Wednesday, April 22, 2020

I Fear Shirley Is in Charge

I don't think we can avoid additional waves of Wuhan Flu patients after we start to reopen our economy. All we can do with our shutdown is buy some time. We can't buy perfect safety.

Avoiding new waves can't be the standard for reopening the economy and our country. Surely you can't possibly believe we can mostly shut down the world until a safe vaccine is developed, mass produced, and used on us, can you?



The point of a shorter shutdown is to buy some time to help us be better able to treat new cases and contain outbreaks in an opened economy--no matter what the terms of an "opened" economy are (good luck with having Michigan Stadium seating post-Wuhan Flu so closely packed that not only can I tell if my neighbor has coins in her pocket, I can tell if they are heads or tails facing outward).

The Germans already decided to start the process. I wish them luck and hope we can learn from them.

And with luck and the weight of history, the virus could mutate into a less deadly form (tip to Instapundit).

I know there is a media theme that there is a partisan divide over the Wuhan Flu with conservatives dismissing the pandemic's seriousness while the left practices SCIENCE and concern (well, they only became concerned weeks after complaining that Trump throttled back air travel from China).

But I suspect that media narrative is built 90% on conservatives recognizing that there is more than one threat with the Wuhan Flu while liberals see nothing but the Wuhan virus (and they refuse to call it that and you have to know they are mere weeks from calling it the Trump Virus).

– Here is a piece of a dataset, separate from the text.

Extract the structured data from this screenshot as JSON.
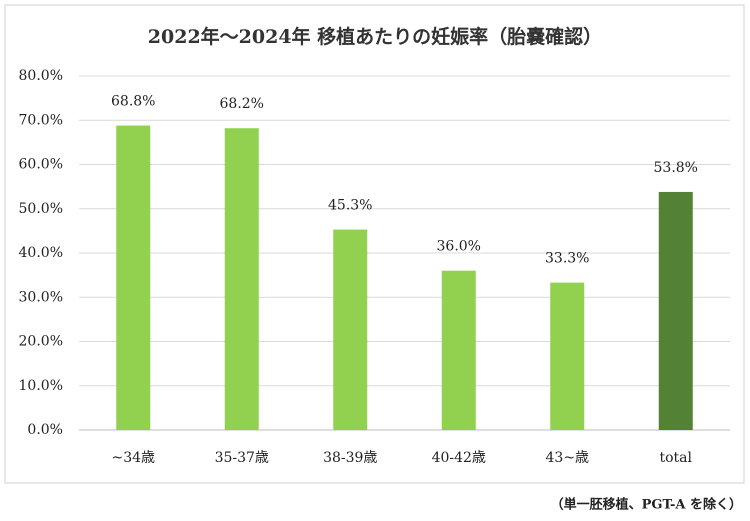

I won't pretend to know what pace we should reopen. And I haven't been shy about saying much of the issue is way outside my lanes. But don't pretend staying closed is an option.

Surely that much is obvious, isn't it?

UPDATE: I've worried that we can't just restart our economy as if it is a machine idling at our direction.

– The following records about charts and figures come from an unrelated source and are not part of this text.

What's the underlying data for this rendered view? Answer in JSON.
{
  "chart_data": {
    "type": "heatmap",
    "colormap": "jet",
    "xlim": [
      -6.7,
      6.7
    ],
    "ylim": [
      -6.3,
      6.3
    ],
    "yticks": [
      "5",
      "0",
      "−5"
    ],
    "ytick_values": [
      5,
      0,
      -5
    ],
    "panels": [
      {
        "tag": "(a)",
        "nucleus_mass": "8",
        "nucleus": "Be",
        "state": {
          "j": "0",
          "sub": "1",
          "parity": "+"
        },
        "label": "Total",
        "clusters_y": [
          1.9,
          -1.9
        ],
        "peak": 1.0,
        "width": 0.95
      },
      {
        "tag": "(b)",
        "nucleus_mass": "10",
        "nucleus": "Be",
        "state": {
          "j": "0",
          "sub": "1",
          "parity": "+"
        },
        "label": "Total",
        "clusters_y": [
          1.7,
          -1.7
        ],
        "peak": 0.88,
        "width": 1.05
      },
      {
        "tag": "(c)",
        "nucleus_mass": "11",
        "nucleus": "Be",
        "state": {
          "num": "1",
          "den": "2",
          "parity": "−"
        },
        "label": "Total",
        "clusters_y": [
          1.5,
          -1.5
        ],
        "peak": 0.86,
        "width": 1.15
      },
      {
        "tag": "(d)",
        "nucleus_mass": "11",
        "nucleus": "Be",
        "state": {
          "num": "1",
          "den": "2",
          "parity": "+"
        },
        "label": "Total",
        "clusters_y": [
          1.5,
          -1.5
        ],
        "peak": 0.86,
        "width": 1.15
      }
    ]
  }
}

Yeah (tip to Instapundit):

It’s a foundational premise of macroeconomics that the only way in which this machine can malfunction is to be either under-fueled or over-fueled. Studying the details of the economy’s inner workings is the province of microeconomists. The best microeconomists have learned that the economy isn’t a machine. It is, instead, a complex and ever-evolving process of billions of human actions, each adjusting in real time to the signals—market prices—generated by the actions of consumers and entrepreneurs across the globe. Though the outcomes of this process can be tallied up in monetary terms and reported as GDP figures, to focus on only these aggregate outcomes is to miss the all-important details of the economic process.

This will be hard, I think. I hope I'm wrong.

UPDATE: When the pandemic crisis is serious and global, I'd have hoped that the Democrats would abandon their standard false charge that Republicans just want people to die because Republicans want to slow the rate of growth of budget item X. But no:

No, those who want to reopen the economy don’t want to kill old people. And those who want to maintain a rigorous COVID-19 lockdown don’t want to kill jobs. Sane people on both sides want to ensure our physical health along with our economic health.

It’s not either/or; it’s both/and.

If we could just start with that premise, it would be great. Okay? The virus is not the only variable to consider. Tip to Instapundit.